Das Buch "Das sechste Sterben" der US-amerikanischen Journalistin Elizabeth Kolbert enthält viele solcher Beispiele: Kolbert beschreibt auf sehr anschauliche, mal spannende, mal traurige Weise, wie der Mensch das "sechste Sterben" auslöste und immer noch auslöst. Es ist deshalb das sechste Sterben, weil es in den letzten Jahrmillionen in der Evolution immer wieder Naturereignisse gab – fünf an der Zahl –, die ganze Arten ausgerottet haben, wie etwa der Asteroideneinschlag vor etwa 65 Millionen Jahren, der die Dinosaurier von der Erde verschwinden ließ.

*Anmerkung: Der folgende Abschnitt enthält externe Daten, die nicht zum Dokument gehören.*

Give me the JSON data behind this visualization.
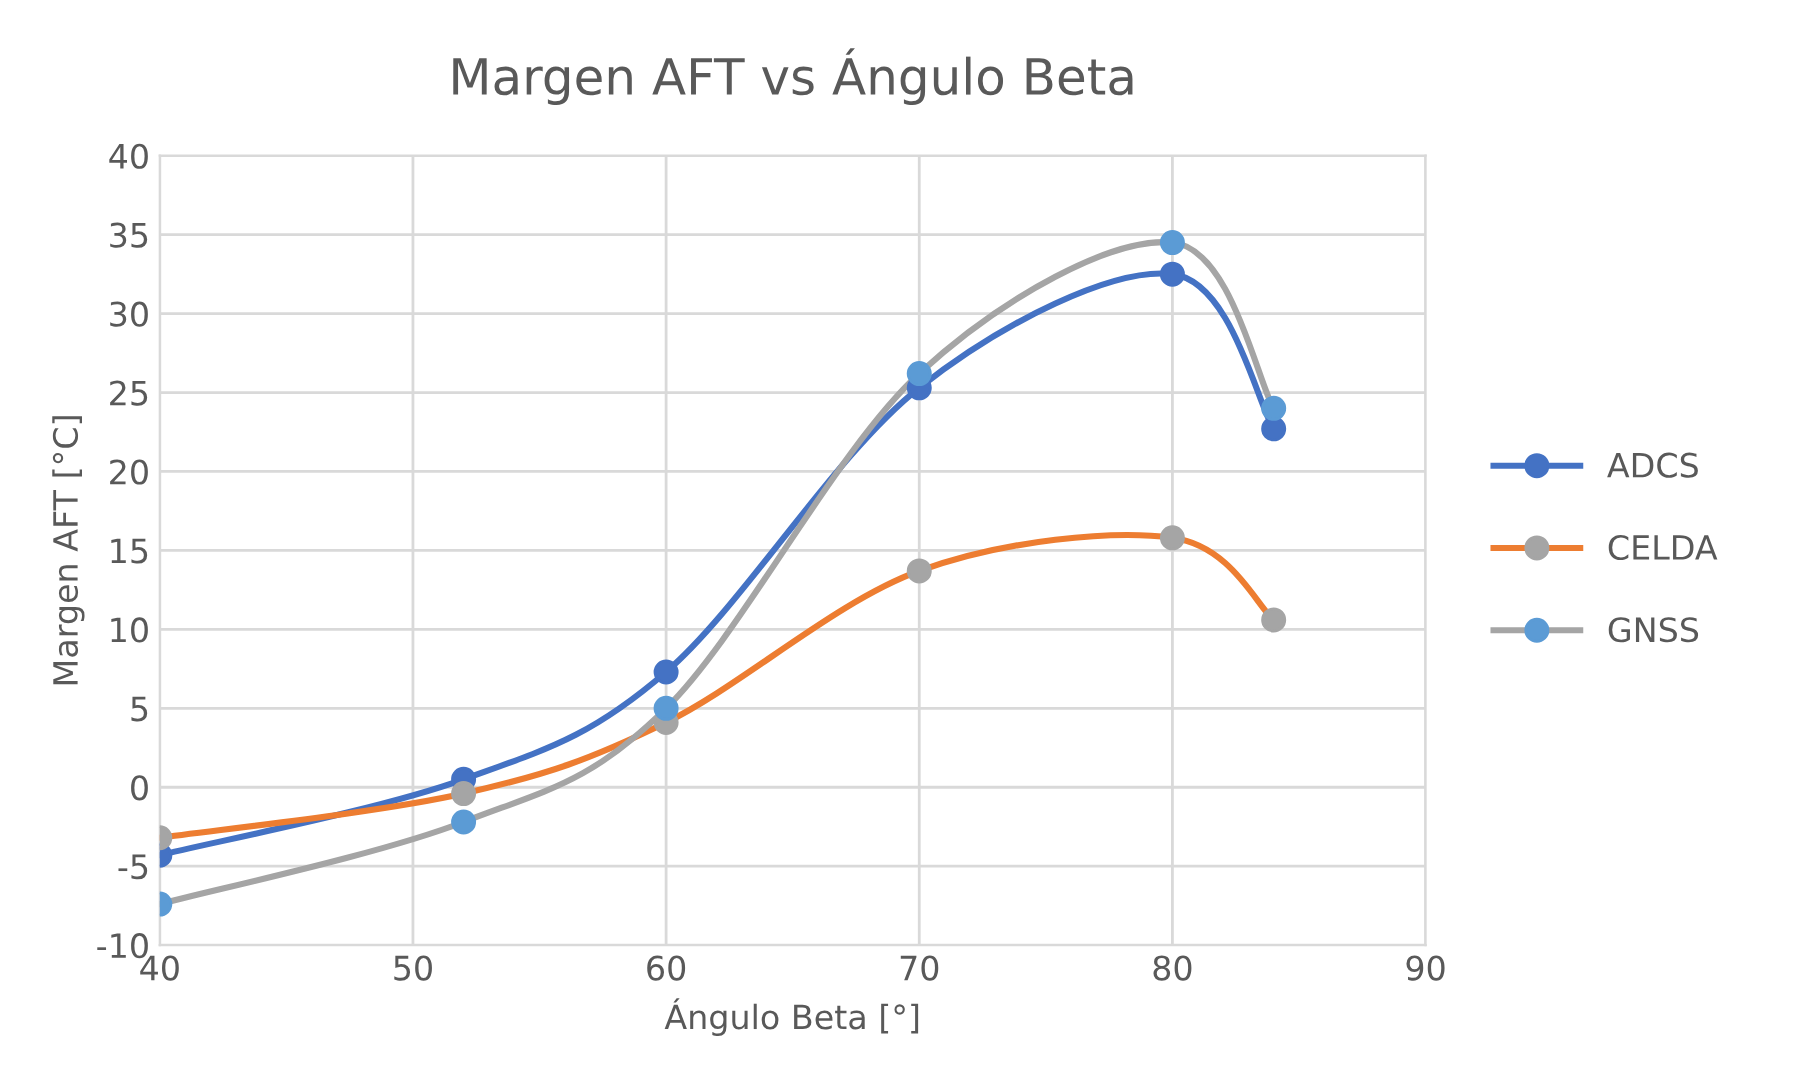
{
  "chart_data": {
    "type": "line",
    "title": "Margen AFT vs Ángulo Beta",
    "xlabel": "Ángulo Beta [°]",
    "ylabel": "Margen AFT [°C]",
    "x": [
      40,
      52,
      60,
      70,
      80,
      84
    ],
    "series": [
      {
        "name": "ADCS",
        "color": "#4472c4",
        "colors": [
          "#4472c4",
          "#4472c4",
          "#4472c4",
          "#4472c4",
          "#4472c4",
          "#4472c4"
        ],
        "values": [
          -4.3,
          0.5,
          7.3,
          25.3,
          32.5,
          22.7
        ]
      },
      {
        "name": "CELDA",
        "color": "#ed7d31",
        "colors": [
          "#a5a5a5",
          "#a5a5a5",
          "#a5a5a5",
          "#a5a5a5",
          "#a5a5a5",
          "#a5a5a5"
        ],
        "values": [
          -3.2,
          -0.4,
          4.1,
          13.7,
          15.8,
          10.6
        ]
      },
      {
        "name": "GNSS",
        "color": "#a5a5a5",
        "colors": [
          "#5b9bd5",
          "#5b9bd5",
          "#5b9bd5",
          "#5b9bd5",
          "#5b9bd5",
          "#5b9bd5"
        ],
        "values": [
          -7.4,
          -2.2,
          5.0,
          26.2,
          34.5,
          24.0
        ]
      }
    ],
    "xlim": [
      40,
      90
    ],
    "xticks": [
      40,
      50,
      60,
      70,
      80,
      90
    ],
    "ylim": [
      -10,
      40
    ],
    "yticks": [
      -10,
      -5,
      0,
      5,
      10,
      15,
      20,
      25,
      30,
      35,
      40
    ],
    "grid": true,
    "legend": "right",
    "marker": "circle",
    "line_style": "solid"
  }
}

Das "sechste Sterben" aber ist neu, weil menschengemacht. Wir tragen dafür die Verantwortung – durch Übersäuerung der Ozeane, durch Erderwärmung, durch Abholzen des Regenwaldes.

Elizabeth Kolbert gelingt es, dieses komplexe Thema, das ja genug Anlass zur Larmoyanz geben könnte, mit journalistischer Neugierde und großer Sachkenntnis aufzuarbeiten. Vor allem geht sie wie eine Chronistin vor: Sie spricht mit Forschern, besucht alle Orte, an denen ausgestorbene Arten lebten, wo sie in Museen noch bestaunt werden können und wo sie in Laboren noch beforscht werden.

Das sechste Sterben. Suhrkamp Verlag 2015. 312 Seiten. 24,95 Euro.